Medvedev “has been trying to demonstrate with all his policies that he is liberal-oriented,” which has pleased “the most intellectual and wealthiest” part of Russian society, Mefodyeva said. But “according to psychologists, Medvedev does not fit the bill.”

Political analyst Sam Greene agreed there was “a certain amount of frustration” in Russian society that can be explained by failed expectations for a quick post-crisis recovery and “uncertainty about where the economy is going.”
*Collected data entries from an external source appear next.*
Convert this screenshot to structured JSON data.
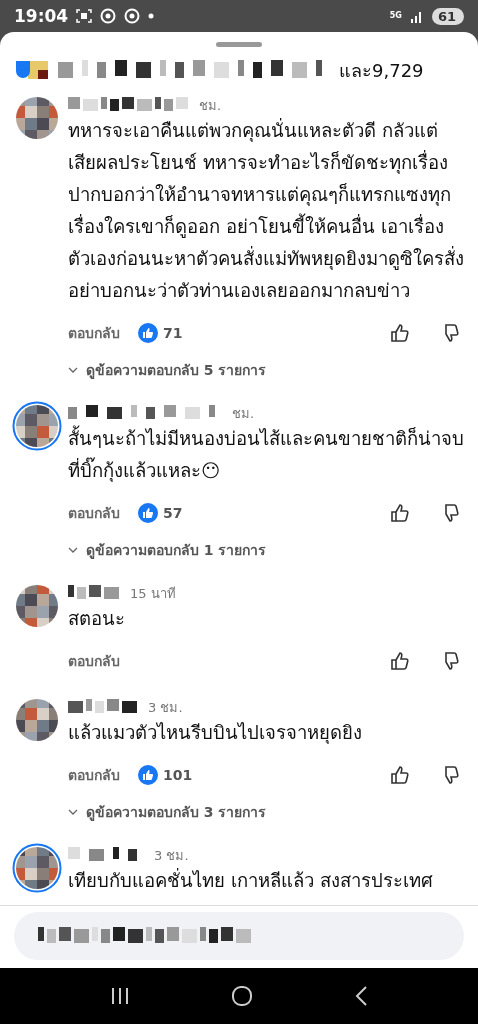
{
  "status_bar": {
    "time": "19:04",
    "network": "5G",
    "battery": "61"
  },
  "reactions_summary": {
    "others": "และ9,729"
  },
  "comments": [
    {
      "time": "ชม.",
      "story_ring": false,
      "text": "ทหารจะเอาคืนแต่พวกคุณนั่นแหละตัวดี กลัวแต่เสียผลประโยนช์ ทหารจะทำอะไรก็ขัดชะทุกเรื่อง ปากบอกว่าให้อำนาจทหารแต่คุณๆก็แทรกแซงทุกเรื่องใครเขาก็ดูออก อย่าโยนขี้ให้คนอื่น เอาเรื่องตัวเองก่อนนะหาตัวคนสั่งแม่ทัพหยุดยิงมาดูซิใครสั่ง  อย่าบอกนะว่าตัวท่านเองเลยออกมากลบข่าว",
      "reply": "ตอบกลับ",
      "likes": "71",
      "replies_link": "ดูข้อความตอบกลับ 5 รายการ"
    },
    {
      "time": "ชม.",
      "story_ring": true,
      "text": "สั้นๆนะถ้าไม่มีหนองบ่อนไส้และคนขายชาติก็น่าจบที่บิ๊กกุ้งแล้วแหละ😶",
      "reply": "ตอบกลับ",
      "likes": "57",
      "replies_link": "ดูข้อความตอบกลับ 1 รายการ"
    },
    {
      "time": "15 นาที",
      "story_ring": false,
      "text": "สตอนะ",
      "reply": "ตอบกลับ"
    },
    {
      "time": "3 ชม.",
      "story_ring": false,
      "text": "แล้วแมวตัวไหนรีบบินไปเจรจาหยุดยิง",
      "reply": "ตอบกลับ",
      "likes": "101",
      "replies_link": "ดูข้อความตอบกลับ 3 รายการ"
    },
    {
      "time": "3 ชม.",
      "story_ring": true,
      "text": "เทียบกับแอคชั่นไทย เกาหลีแล้ว สงสารประเทศ"
    }
  ]
}
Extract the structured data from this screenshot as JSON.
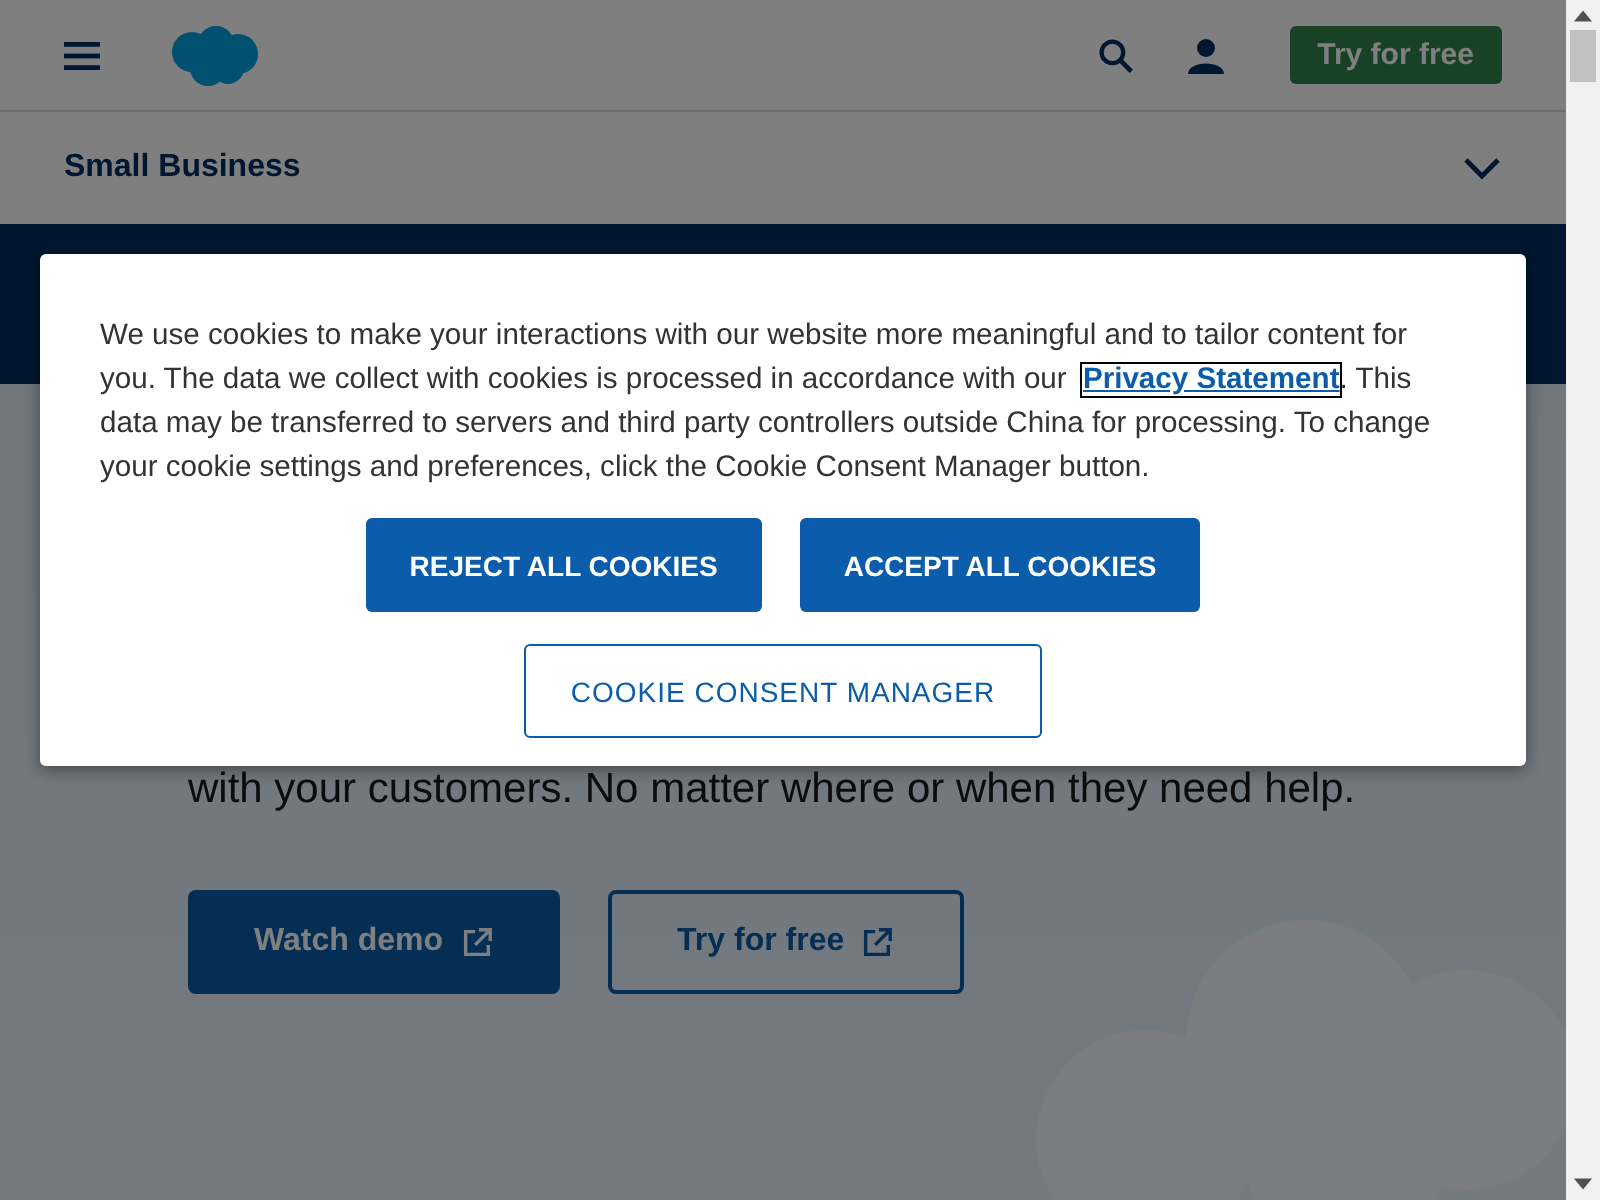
{
  "header": {
    "try_button": "Try for free"
  },
  "subnav": {
    "title": "Small Business",
    "expanded": false
  },
  "hero": {
    "text": "with your customers. No matter where or when they need help.",
    "buttons": [
      {
        "label": "Watch demo",
        "kind": "primary"
      },
      {
        "label": "Try for free",
        "kind": "outline"
      }
    ]
  },
  "cookie_dialog": {
    "text_before": "We use cookies to make your interactions with our website more meaningful and to tailor content for you. The data we collect with cookies is processed in accordance with our ",
    "link": "Privacy Statement",
    "text_after": ". This data may be transferred to servers and third party controllers outside China for processing. To change your cookie settings and preferences, click the Cookie Consent Manager button.",
    "buttons": [
      {
        "label": "REJECT ALL COOKIES",
        "kind": "primary"
      },
      {
        "label": "ACCEPT ALL COOKIES",
        "kind": "primary"
      },
      {
        "label": "COOKIE CONSENT MANAGER",
        "kind": "outline"
      }
    ]
  }
}
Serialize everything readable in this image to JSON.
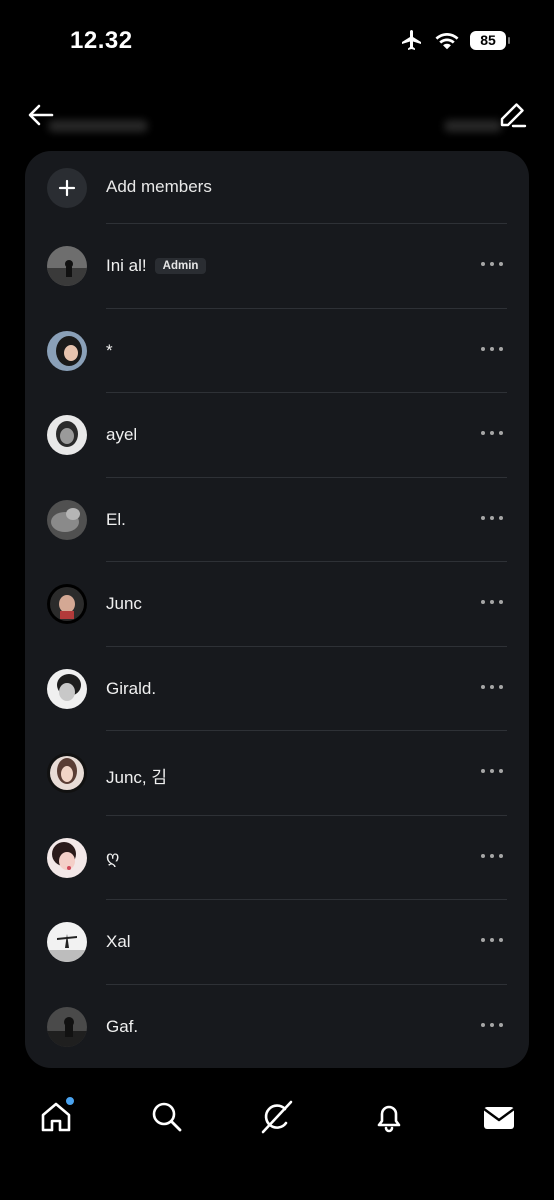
{
  "status_bar": {
    "time": "12.32",
    "battery": "85"
  },
  "panel": {
    "add_label": "Add members",
    "members": [
      {
        "name": "Ini al!",
        "badge": "Admin"
      },
      {
        "name": "*"
      },
      {
        "name": "ayel"
      },
      {
        "name": "El."
      },
      {
        "name": "Junc"
      },
      {
        "name": "Girald."
      },
      {
        "name": "Junc, 김"
      },
      {
        "name": "ღ"
      },
      {
        "name": "Xal"
      },
      {
        "name": "Gaf."
      }
    ]
  },
  "colors": {
    "background": "#000000",
    "panel": "#17191d",
    "divider": "#2e3136",
    "notification_dot": "#4aa3f0"
  },
  "icons": {
    "header": [
      "back-arrow-icon",
      "edit-icon"
    ],
    "nav": [
      "home-icon",
      "search-icon",
      "grok-icon",
      "bell-icon",
      "mail-icon"
    ]
  }
}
But the results of the recent polls indicate a general trend when people’s responsibility for their political choice grows as elections near, the analyst said, adding that those results “may actually be a more electorally relevant representation of support for Putin and Medvedev than what we saw in the polls months and years ago.”

“Now we are facing elections that most people understand will confirm a certain power structure in the country… for a number of years to come,” he said.

Electoral support does not often reflect the levels of approval in polls like these, the analyst said.

“If I were Putin or Medvedev – which I am not – I would not be that worried about what those polls mean for the elections,” he said, “although I would probably start to think about what the meaning has been of all of those high levels of support that the polls have shown over the last several years.”